Das nunmehr landgräfliche Gut war durch die Dersch teils durch Ankauf, teils durch Unrecht, namentlich durch Anrodung viermundscher allodialer Waldstücke, Einziehung von Kirchen- und bäuerlichen Rottländereien, sowie durch das seit dem 17. Jahrhundert wüste Guntershausen entstanden. Die von der Pfarrei und den Bauern reklamierten Grundstücke wurden vom Landgrafen nicht zurückgegeben.

1718 Der Landgraf gibt das halbe Gericht seiner Mätresse, der Marquise Jeanne Marguerite de Langalerie, einer Französin, zu Lehen, sogar mit dem Verbote an den Lehnhofspedellen, ein Trinkgeld von derselben anzunehmen.

1718 Graf Damian Hugo von Virmont zu Neersen leitet die kaiserlichen Friedensverhandlungen in Passarowitz mit den Türken nach dem Siege Prinz Eugens. Im gleichen Jahre bemüht er sich um Belehnung mit dem halbem Gericht Viermünden. 1719 reist er mit großem Gefolge als Großbotschafter nach Konstantinopel (heutiges Istanbul).

1720 Der Graf bewirbt sich erneut beim Landgrafen Karl um Belehnung mit dem halbem Gericht Viermünden, fügt 33 Urkunden bei.

1722 Der Graf stirbt in Siebenbürgen, erwähnt in seinem Testament auch „die im hessischen oder woher sonsten seyn mögen gelegenen, in stritt und process verfangenen uralten virmontischen Güter.“

1722 Die Französin gibt das Gericht zurück. Der Landgraf belehnt nun seinen Kammerpräsidenten Johann Reinhard von Dalwigk mit dem halbem Gericht.

1723 Dalwigk baut neue Mühle, Mühlengraben und Holzwehr.

1728 heiratet die Tochter Sophie Dorothea Renata des verstorbenen Georg Ehrhard von Dersch den Ernst Wilhelm von Drach; sie bekommt das adelige Gut zu Ellershausen und die Lengelmühle.

1731 heiratet die Schwester Juliane Charlotte Rosine von Drach den Bruder August Gottlieb von Drach. Sie erhält den Hof Treisbach und den Hühnerhof (Henrichs) zu Viermünden.

1729 Neubau der Kirche in Oberorke.

1732 Die von Drach bauen den Hof Treisbach neu.

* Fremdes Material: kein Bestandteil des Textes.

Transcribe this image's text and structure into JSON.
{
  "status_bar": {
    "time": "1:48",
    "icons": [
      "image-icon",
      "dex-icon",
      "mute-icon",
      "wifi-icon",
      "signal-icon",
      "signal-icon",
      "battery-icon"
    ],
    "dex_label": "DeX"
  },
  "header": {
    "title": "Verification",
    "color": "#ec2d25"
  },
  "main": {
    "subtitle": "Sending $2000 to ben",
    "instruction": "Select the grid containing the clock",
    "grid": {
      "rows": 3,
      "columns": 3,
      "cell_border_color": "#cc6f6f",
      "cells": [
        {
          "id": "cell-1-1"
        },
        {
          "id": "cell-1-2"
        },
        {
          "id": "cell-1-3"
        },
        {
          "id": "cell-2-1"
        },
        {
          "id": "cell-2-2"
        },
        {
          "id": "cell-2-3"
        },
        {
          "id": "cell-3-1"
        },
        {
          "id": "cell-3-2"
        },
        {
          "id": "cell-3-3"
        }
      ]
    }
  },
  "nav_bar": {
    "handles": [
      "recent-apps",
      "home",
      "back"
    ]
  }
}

1732 Graf Ambrosius Franz Friedr. Chr. Adalbert von Virmont zu Neersen wird Reichskammergerichtspräsident in Wetzlar.

1737 Joh. Reinhard von Dalwigk stirbt in Kassel und wird als Letzter in der Gruft unter der Kirche in Viermünden beigesetzt. Das halbe Gericht Viermünden geht an seine Tochter, Frau du Rosey, bis zu ihrem Tode 1740.

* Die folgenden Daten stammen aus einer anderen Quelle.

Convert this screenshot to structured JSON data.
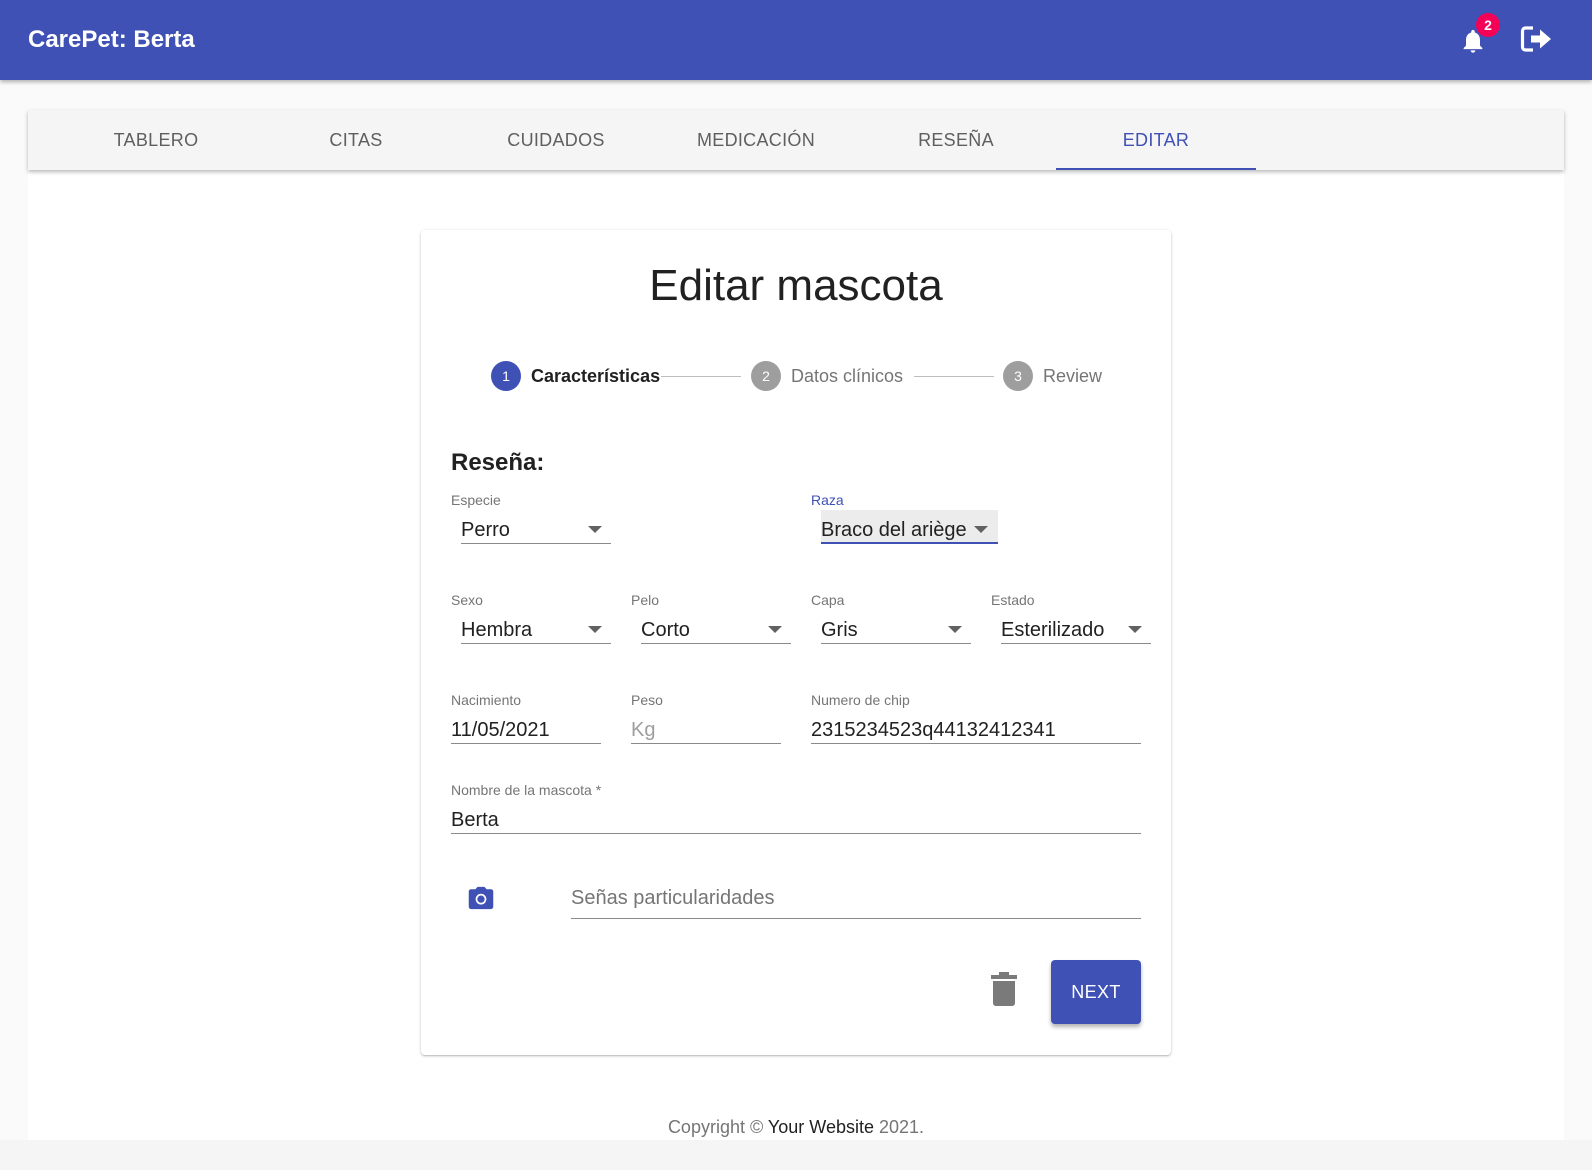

1742 Graf Ambrosius von Virmont bewirbt sich beim Landgrafen um Belehnung mit dem halben Gericht Viermünden.

1743 Appellation des Grafen an den Reichshofrat in Wien wegen der Belehnung.

1744 Graf Ambrosius von Virmont, der Letzte seines Geschlechts, stirbt in Wetzlar; beigesetzt im Dom.

Auch er ersucht den Landgrafen in seinen alten Tagen wieder um Belehnung mit dem Gericht Viermünden. Nachdem ihn Friedrich I., zugleich König von Schweden, mehrmals abschlägig bescheiden läßt, wendet sich der Graf an den Reichshofrat in Wien.

 

Am 19. November 1744, am Namenstag der jungen Gräfin von Virmont, gibt RKG-Präsident Philipp Karl Anton von Groschlag zu Wetzlar dieser zu Ehren eine Gesellschaft mit Maskenball, in welcher die junge Gräfin in dem ominös-schwarzen Kleide einer jungen Witwe erscheint. Nachdem der Kammerrichter, der alte Graf von Virmont, mit der Präsidentin einige Tänze getanzt, klagte er über Übelkeit und geht ins Freie, um sich abzukühlen, begehrt aber dann einen Wagen, um nach Hause zu fahren. Als er auf den Markt gekommen, fällt der Graf mit dem Seufzer: „Jesus, Maria, Joseph“, seiner jungen Gattin tot in den Schoß und wird am 21. November in der Stiftskirche zu Wetzlar begraben.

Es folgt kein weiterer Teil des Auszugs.